I mean, perhaps it's just my bias showing through, but I really don't see any way that anyone can't be just incredibly optimistic about where this team is at right now, given the events of the 2014 Vikings' season. Over at Kick Ass Blog, Pacifist Viking. . .who has long been one of my favorite writers on the topic of the Vikings. . .pretty accurately summed it up.
During a Week 17 game that is even more boring than it is pointless, it is easy to reflect on what a long season it has been. When your fingers are cracking because of the cold, it's worth remembering the sunny Week 1 Sunday you spent inside watching football. In that game, Matt Cassel was the Vikes' starting QB, Adrian Peterson was the starting RB, and the player who made the most exciting play of the game was Cordarrelle Patterson. And it's been nearly that long since any of those three really mattered to the Vikings' on-field performance. Basically, the Viking offense of Week 17 had nothing to do with the Viking offense of Week 1.
Think about that for a moment. If someone had come up to you before the season and told you that all of the following things would happen. . .
-Adrian Peterson would finish sixth on the team in rushing yardage for the season behind Matt Asiata, Jerick McKinnon, Teddy Bridgewater, Cordarrelle Patterson, and Joe Banyard (and just four yards ahead of Jarius Wright)
-The team would lose Matt Cassel and Brandon Fusco for the season in Week 3
-Kyle Rudolph would play in only seven of the team's 16 games
-The offensive line would also, eventually, lose Phil Loadholt for the season
-Matt Kalil would spend most of the season looking more like a turnstile than a cornerstone of the offensive line
-Cordarrelle Patterson wouldn't have a kick return touchdown all season, and would finish fourth on the team in receiving yards behind Greg Jennings, Wright, and a guy the team signed off of Cleveland's practice squad in Week 3 (Charles Johnson), not to mention having the same number of receiving touchdowns as Asiata, Chase Ford, Adam Thielen, and Rhett Ellison
. . .would you have put this team on a 7-9 finish?

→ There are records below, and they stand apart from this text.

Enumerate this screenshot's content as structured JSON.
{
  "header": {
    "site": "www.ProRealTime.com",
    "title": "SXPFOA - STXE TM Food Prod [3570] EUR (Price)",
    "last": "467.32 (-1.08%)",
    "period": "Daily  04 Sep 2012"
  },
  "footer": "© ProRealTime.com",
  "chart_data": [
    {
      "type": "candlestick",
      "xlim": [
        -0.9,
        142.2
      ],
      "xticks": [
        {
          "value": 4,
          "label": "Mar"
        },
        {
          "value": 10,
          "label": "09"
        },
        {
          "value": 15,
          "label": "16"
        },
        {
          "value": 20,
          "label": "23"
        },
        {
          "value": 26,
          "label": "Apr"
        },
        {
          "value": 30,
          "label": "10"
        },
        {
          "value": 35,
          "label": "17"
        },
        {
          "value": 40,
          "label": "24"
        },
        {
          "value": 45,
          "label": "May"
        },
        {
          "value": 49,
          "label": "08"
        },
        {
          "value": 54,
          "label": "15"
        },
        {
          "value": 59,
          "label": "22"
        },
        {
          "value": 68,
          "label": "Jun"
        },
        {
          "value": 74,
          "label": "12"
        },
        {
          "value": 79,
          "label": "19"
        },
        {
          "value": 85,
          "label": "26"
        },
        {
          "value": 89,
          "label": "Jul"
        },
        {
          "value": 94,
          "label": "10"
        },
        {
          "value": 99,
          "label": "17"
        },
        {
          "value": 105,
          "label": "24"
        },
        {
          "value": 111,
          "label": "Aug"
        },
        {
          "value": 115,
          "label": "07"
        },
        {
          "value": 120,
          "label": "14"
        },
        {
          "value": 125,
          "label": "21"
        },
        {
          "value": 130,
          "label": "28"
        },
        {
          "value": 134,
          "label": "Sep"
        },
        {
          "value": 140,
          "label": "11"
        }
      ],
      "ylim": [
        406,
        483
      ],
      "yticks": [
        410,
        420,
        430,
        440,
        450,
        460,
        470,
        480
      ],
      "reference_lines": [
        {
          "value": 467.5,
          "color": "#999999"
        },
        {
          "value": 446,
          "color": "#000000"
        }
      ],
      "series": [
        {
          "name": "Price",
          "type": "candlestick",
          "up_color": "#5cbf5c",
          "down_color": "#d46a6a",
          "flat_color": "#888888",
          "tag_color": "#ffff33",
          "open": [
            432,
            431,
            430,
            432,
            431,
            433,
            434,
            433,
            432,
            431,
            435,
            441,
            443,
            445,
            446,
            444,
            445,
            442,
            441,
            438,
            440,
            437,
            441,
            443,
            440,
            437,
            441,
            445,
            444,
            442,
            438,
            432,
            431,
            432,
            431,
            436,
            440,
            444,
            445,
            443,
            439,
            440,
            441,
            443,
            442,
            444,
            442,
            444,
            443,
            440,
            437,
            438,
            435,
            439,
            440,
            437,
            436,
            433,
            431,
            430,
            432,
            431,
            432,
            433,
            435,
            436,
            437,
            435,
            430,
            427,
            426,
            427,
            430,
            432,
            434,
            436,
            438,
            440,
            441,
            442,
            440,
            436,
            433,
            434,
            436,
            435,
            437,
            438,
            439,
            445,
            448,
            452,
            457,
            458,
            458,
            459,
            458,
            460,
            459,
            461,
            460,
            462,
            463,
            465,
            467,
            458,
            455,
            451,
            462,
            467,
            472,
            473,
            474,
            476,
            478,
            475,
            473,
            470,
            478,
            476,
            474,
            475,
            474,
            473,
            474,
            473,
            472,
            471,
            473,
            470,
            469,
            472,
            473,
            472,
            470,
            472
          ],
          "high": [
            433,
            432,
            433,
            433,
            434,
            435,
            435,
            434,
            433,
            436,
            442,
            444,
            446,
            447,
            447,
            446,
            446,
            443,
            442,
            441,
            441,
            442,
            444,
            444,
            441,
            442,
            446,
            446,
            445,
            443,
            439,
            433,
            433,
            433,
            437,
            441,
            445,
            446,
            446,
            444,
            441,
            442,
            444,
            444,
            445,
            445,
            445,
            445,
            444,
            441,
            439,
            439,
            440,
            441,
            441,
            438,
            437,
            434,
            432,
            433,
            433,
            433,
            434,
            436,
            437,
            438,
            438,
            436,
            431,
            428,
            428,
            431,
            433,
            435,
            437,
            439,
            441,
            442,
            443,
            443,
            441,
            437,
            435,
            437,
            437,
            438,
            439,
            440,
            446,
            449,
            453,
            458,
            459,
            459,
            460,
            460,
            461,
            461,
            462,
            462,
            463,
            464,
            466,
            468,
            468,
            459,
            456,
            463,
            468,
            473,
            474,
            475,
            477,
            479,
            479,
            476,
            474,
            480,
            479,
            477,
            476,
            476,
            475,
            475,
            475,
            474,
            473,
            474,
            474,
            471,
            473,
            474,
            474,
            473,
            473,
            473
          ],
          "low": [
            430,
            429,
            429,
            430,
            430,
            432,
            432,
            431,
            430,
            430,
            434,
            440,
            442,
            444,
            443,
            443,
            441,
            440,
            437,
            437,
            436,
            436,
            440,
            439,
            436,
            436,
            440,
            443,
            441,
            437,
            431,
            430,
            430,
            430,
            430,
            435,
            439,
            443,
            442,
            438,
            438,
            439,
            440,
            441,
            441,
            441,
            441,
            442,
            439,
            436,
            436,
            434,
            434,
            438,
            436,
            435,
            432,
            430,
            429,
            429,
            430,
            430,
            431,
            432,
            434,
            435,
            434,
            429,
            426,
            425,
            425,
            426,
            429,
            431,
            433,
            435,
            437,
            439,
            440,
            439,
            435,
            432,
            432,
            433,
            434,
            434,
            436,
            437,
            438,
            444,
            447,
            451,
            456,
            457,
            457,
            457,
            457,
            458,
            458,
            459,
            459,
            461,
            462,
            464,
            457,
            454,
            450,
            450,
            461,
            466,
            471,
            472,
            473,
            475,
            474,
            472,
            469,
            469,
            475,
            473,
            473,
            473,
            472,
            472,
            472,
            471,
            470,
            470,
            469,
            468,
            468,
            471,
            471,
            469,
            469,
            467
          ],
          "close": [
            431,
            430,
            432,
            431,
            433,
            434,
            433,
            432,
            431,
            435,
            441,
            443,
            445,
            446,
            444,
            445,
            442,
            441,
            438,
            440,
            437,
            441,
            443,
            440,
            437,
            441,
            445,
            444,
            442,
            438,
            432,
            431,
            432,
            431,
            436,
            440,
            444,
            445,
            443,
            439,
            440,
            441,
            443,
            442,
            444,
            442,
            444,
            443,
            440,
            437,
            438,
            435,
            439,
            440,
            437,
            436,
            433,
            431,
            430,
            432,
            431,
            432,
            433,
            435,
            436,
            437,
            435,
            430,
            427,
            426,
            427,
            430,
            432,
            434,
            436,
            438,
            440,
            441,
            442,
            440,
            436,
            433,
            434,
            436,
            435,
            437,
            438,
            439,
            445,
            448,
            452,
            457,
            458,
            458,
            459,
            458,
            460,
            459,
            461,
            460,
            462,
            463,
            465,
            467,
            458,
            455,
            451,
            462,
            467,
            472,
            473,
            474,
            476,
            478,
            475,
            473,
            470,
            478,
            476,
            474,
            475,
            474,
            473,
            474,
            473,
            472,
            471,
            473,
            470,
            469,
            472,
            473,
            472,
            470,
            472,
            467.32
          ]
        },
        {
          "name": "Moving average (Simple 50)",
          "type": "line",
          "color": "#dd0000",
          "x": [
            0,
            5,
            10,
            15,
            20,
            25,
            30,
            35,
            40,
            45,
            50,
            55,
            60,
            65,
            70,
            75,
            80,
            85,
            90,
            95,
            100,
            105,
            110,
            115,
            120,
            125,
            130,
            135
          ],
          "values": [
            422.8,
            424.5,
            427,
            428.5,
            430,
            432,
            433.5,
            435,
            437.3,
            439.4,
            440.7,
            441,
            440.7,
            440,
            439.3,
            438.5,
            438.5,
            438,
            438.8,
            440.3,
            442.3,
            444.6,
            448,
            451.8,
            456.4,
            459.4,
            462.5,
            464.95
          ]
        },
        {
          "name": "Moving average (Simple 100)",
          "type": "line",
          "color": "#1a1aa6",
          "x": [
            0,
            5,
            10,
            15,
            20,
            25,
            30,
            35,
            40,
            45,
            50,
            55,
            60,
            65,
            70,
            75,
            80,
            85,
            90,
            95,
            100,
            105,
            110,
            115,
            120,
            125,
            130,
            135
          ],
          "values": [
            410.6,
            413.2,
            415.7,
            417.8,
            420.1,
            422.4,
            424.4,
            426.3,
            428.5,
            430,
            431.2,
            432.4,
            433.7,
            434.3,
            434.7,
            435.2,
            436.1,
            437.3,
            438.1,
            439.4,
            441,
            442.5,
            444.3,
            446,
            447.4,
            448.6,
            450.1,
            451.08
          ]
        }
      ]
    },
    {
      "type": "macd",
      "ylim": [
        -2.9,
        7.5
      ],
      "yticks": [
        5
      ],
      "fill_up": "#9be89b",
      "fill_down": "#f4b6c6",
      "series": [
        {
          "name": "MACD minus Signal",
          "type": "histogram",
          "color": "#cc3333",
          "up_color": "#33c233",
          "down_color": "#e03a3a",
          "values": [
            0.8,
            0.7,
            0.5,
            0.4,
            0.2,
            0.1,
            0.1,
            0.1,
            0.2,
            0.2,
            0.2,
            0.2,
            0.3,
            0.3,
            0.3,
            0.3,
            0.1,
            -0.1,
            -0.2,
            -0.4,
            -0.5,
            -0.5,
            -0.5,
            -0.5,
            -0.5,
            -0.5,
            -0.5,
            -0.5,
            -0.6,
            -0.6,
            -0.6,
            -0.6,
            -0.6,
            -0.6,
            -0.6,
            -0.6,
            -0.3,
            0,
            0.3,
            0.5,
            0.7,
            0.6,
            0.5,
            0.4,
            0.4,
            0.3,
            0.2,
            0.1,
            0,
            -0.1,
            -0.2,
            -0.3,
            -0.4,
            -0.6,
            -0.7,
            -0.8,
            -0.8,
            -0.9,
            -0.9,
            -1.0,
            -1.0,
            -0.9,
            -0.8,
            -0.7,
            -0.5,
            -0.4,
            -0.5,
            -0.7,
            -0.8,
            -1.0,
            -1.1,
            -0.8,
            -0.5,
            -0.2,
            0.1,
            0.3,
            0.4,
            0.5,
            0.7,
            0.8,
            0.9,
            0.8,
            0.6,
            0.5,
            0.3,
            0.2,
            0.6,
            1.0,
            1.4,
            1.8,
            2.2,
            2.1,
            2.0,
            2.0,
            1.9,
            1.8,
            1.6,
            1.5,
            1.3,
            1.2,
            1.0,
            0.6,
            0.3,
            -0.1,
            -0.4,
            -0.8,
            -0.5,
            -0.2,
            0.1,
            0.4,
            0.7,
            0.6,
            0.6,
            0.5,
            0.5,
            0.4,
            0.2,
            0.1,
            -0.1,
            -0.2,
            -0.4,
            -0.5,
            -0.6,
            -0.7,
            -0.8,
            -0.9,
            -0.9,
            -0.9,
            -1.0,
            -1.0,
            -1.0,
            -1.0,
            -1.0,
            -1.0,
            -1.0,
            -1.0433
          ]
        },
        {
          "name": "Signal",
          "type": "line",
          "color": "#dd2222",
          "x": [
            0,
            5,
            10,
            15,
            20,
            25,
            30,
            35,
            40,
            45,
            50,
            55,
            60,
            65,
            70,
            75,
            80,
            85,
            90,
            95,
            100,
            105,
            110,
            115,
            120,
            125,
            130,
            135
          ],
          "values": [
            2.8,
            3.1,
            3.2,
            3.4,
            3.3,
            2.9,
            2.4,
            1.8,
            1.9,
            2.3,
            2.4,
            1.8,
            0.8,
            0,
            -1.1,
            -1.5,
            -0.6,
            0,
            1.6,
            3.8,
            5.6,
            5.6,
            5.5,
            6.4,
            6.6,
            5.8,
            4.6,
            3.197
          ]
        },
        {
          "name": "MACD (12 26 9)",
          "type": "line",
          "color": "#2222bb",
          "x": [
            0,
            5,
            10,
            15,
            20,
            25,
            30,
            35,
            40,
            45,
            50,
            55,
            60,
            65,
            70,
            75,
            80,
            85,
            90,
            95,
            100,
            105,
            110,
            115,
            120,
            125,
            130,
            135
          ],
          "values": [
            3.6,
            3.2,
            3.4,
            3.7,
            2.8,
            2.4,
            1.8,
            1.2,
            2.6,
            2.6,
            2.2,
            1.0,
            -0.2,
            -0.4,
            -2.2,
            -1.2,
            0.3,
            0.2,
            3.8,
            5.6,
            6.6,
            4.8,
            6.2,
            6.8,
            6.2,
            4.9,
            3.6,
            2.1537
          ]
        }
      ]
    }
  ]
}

I damn sure wouldn't have put this team on a 7-9 record after all that. Before the season started, I did a radio interview with a station in Fargo, and they asked me what my prediction for their final record was. I told them that if everything bounced right, I thought this team could finish .500. And even then they thought I was crazy. And now, in a season where nothing bounced right, this team had a realistic shot at .500 and, with a couple of bounces, could have been in the neighborhood of 10-6.
We've even got a FanPost full of "experts" that were predicting the 2014 Minnesota Vikings. . .with a full season of Adrian Peterson and with Cordarrelle Patterson making the expected "leap". . .to be a three or four-win team.

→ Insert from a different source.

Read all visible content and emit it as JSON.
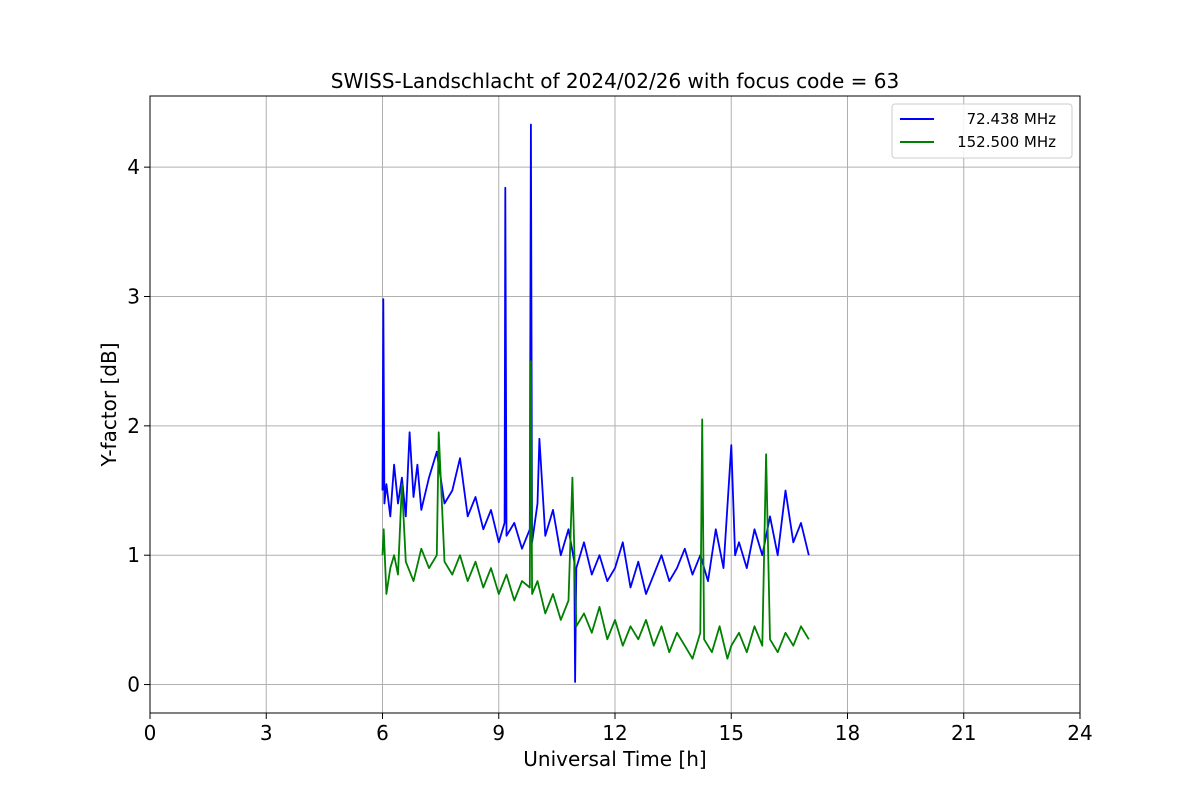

A lot of the optimism has to do with the play of Teddy Bridgewater, but there's a separate post coming with all the gushing we should (rightfully) be doing over him. (That's called a "tease," ladies and gentlemen.) For now, I'll say that Bridgewater doing what he did this season without having Adrian Peterson in the backfield was pretty phenomenal, and leave it at that for now.

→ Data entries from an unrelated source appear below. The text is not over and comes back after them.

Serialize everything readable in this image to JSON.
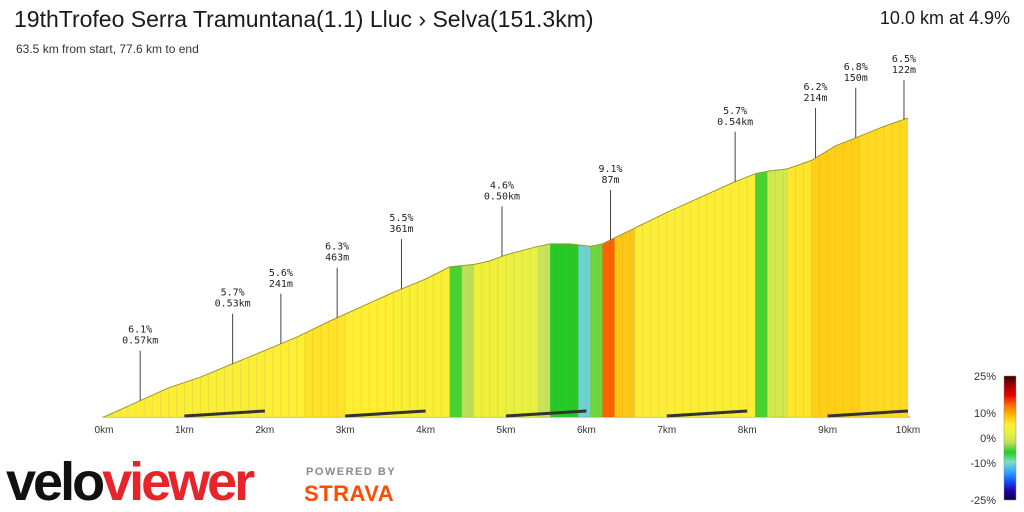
{
  "header": {
    "title": "19thTrofeo Serra Tramuntana(1.1) Lluc › Selva(151.3km)",
    "subtitle": "63.5 km from start, 77.6 km to end",
    "summary": "10.0 km at 4.9%"
  },
  "branding": {
    "logo_part1": "velo",
    "logo_part2": "viewer",
    "powered_by": "POWERED BY",
    "partner": "STRAVA",
    "logo_color_dark": "#111111",
    "logo_color_red": "#e6242a",
    "partner_color": "#fc4c02"
  },
  "chart_data": {
    "type": "area",
    "title": "",
    "xlabel": "",
    "ylabel": "",
    "xlim": [
      0,
      10
    ],
    "x_ticks": [
      "0km",
      "1km",
      "2km",
      "3km",
      "4km",
      "5km",
      "6km",
      "7km",
      "8km",
      "9km",
      "10km"
    ],
    "profile": {
      "x_km": [
        0,
        0.4,
        0.8,
        1.2,
        1.6,
        2.0,
        2.4,
        2.8,
        3.2,
        3.6,
        4.0,
        4.3,
        4.45,
        4.6,
        4.8,
        5.0,
        5.4,
        5.55,
        5.8,
        6.05,
        6.2,
        6.35,
        6.6,
        7.0,
        7.4,
        7.8,
        8.1,
        8.25,
        8.5,
        8.8,
        9.1,
        9.4,
        9.7,
        10.0
      ],
      "elevation_relative": [
        0,
        0.12,
        0.24,
        0.33,
        0.44,
        0.55,
        0.66,
        0.79,
        0.91,
        1.03,
        1.14,
        1.24,
        1.25,
        1.26,
        1.29,
        1.34,
        1.41,
        1.43,
        1.43,
        1.41,
        1.43,
        1.48,
        1.56,
        1.69,
        1.81,
        1.93,
        2.01,
        2.03,
        2.05,
        2.12,
        2.24,
        2.32,
        2.4,
        2.47
      ]
    },
    "segments": [
      {
        "from_km": 0.0,
        "to_km": 1.0,
        "gradient_pct": 5.8
      },
      {
        "from_km": 1.0,
        "to_km": 1.6,
        "gradient_pct": 5.6
      },
      {
        "from_km": 1.6,
        "to_km": 2.0,
        "gradient_pct": 5.7
      },
      {
        "from_km": 2.0,
        "to_km": 2.5,
        "gradient_pct": 6.0
      },
      {
        "from_km": 2.5,
        "to_km": 3.0,
        "gradient_pct": 6.3
      },
      {
        "from_km": 3.0,
        "to_km": 3.6,
        "gradient_pct": 6.0
      },
      {
        "from_km": 3.6,
        "to_km": 4.3,
        "gradient_pct": 5.5
      },
      {
        "from_km": 4.3,
        "to_km": 4.45,
        "gradient_pct": 0.5
      },
      {
        "from_km": 4.45,
        "to_km": 4.6,
        "gradient_pct": 2.0
      },
      {
        "from_km": 4.6,
        "to_km": 5.0,
        "gradient_pct": 4.6
      },
      {
        "from_km": 5.0,
        "to_km": 5.4,
        "gradient_pct": 4.2
      },
      {
        "from_km": 5.4,
        "to_km": 5.55,
        "gradient_pct": 2.5
      },
      {
        "from_km": 5.55,
        "to_km": 5.9,
        "gradient_pct": 0.0
      },
      {
        "from_km": 5.9,
        "to_km": 6.05,
        "gradient_pct": -1.5
      },
      {
        "from_km": 6.05,
        "to_km": 6.2,
        "gradient_pct": 1.0
      },
      {
        "from_km": 6.2,
        "to_km": 6.35,
        "gradient_pct": 9.1
      },
      {
        "from_km": 6.35,
        "to_km": 6.6,
        "gradient_pct": 7.0
      },
      {
        "from_km": 6.6,
        "to_km": 7.4,
        "gradient_pct": 5.8
      },
      {
        "from_km": 7.4,
        "to_km": 8.1,
        "gradient_pct": 5.7
      },
      {
        "from_km": 8.1,
        "to_km": 8.25,
        "gradient_pct": 0.5
      },
      {
        "from_km": 8.25,
        "to_km": 8.5,
        "gradient_pct": 3.0
      },
      {
        "from_km": 8.5,
        "to_km": 8.8,
        "gradient_pct": 6.2
      },
      {
        "from_km": 8.8,
        "to_km": 9.4,
        "gradient_pct": 6.8
      },
      {
        "from_km": 9.4,
        "to_km": 10.0,
        "gradient_pct": 6.5
      }
    ],
    "annotations": [
      {
        "x_km": 0.45,
        "grade": "6.1%",
        "length": "0.57km"
      },
      {
        "x_km": 1.6,
        "grade": "5.7%",
        "length": "0.53km"
      },
      {
        "x_km": 2.2,
        "grade": "5.6%",
        "length": "241m"
      },
      {
        "x_km": 2.9,
        "grade": "6.3%",
        "length": "463m"
      },
      {
        "x_km": 3.7,
        "grade": "5.5%",
        "length": "361m"
      },
      {
        "x_km": 4.95,
        "grade": "4.6%",
        "length": "0.50km"
      },
      {
        "x_km": 6.3,
        "grade": "9.1%",
        "length": "87m"
      },
      {
        "x_km": 7.85,
        "grade": "5.7%",
        "length": "0.54km"
      },
      {
        "x_km": 8.85,
        "grade": "6.2%",
        "length": "214m"
      },
      {
        "x_km": 9.35,
        "grade": "6.8%",
        "length": "150m"
      },
      {
        "x_km": 9.95,
        "grade": "6.5%",
        "length": "122m"
      }
    ],
    "legend": {
      "title": "",
      "placement": "right",
      "ticks": [
        "25%",
        "10%",
        "0%",
        "-10%",
        "-25%"
      ],
      "tick_values": [
        25,
        10,
        0,
        -10,
        -25
      ],
      "colors": [
        "#3a0000",
        "#a00000",
        "#e60000",
        "#ff6600",
        "#ffb300",
        "#ffee33",
        "#e8f040",
        "#bde05a",
        "#22cc22",
        "#7fe0c0",
        "#33aaff",
        "#1155ff",
        "#2200aa",
        "#0a0040"
      ]
    },
    "grid": false
  }
}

A lot of this team's turnaround has a lot to do with the defense as well. The 2013 Vikings' defense was a joke at every level. They were the 8th defense since the AFL/NFL merger to allow 30 points a game or more, and allowed the second-highest point total given up by a Vikings' defense in franchise history. They were second-to-last in total yards allowed, and they allowed the second-most passing yards in the NFL, as well as the most passing touchdowns.
This season? Not even remotely the same results. They gave up 21.4 points/game, and their 8.6 points/game drop was the largest of any NFL team from 2013 to 2014. They rose to seventh in the NFL against the pass, and 11th in the league in points allowed overall. And the best part about the defense is that it's incredibly young. Right now, assuming that Chad Greenway isn't a starter again in 2015. . .and, seriously, as great a Viking as Greenway has been, we should really hope that he's not. . .the team only projects to have one defensive starter next season over the age of 30. Guys like Everson Griffen, Sharrif Floyd, Xavier Rhodes, and Harrison Smith are just entering their primes. This defense is poised to be one of the NFL's best in 2015, and it could stay that way for a significant length of time.
If I didn't know any better, I'd think that some of the "dead tree" media and the folks on the radio in the Twin Cities were simply looking to stir the pot and get reactions based on some of their recent takes regarding the Minnesota Vikings. I'm not sure what there is to be gained from that, since it doesn't take a genius to see that the Minnesota Vikings are well ahead of where anyone dared to think they would be at this time twelve months ago. In 2015, with the quarterback position no longer in flux and even more talent on both sides of the football. . .not to mention the potential return of an all-world running back. . .the arrow is definitely pointing upward for this football team.
It's just a shame that not everybody can see it.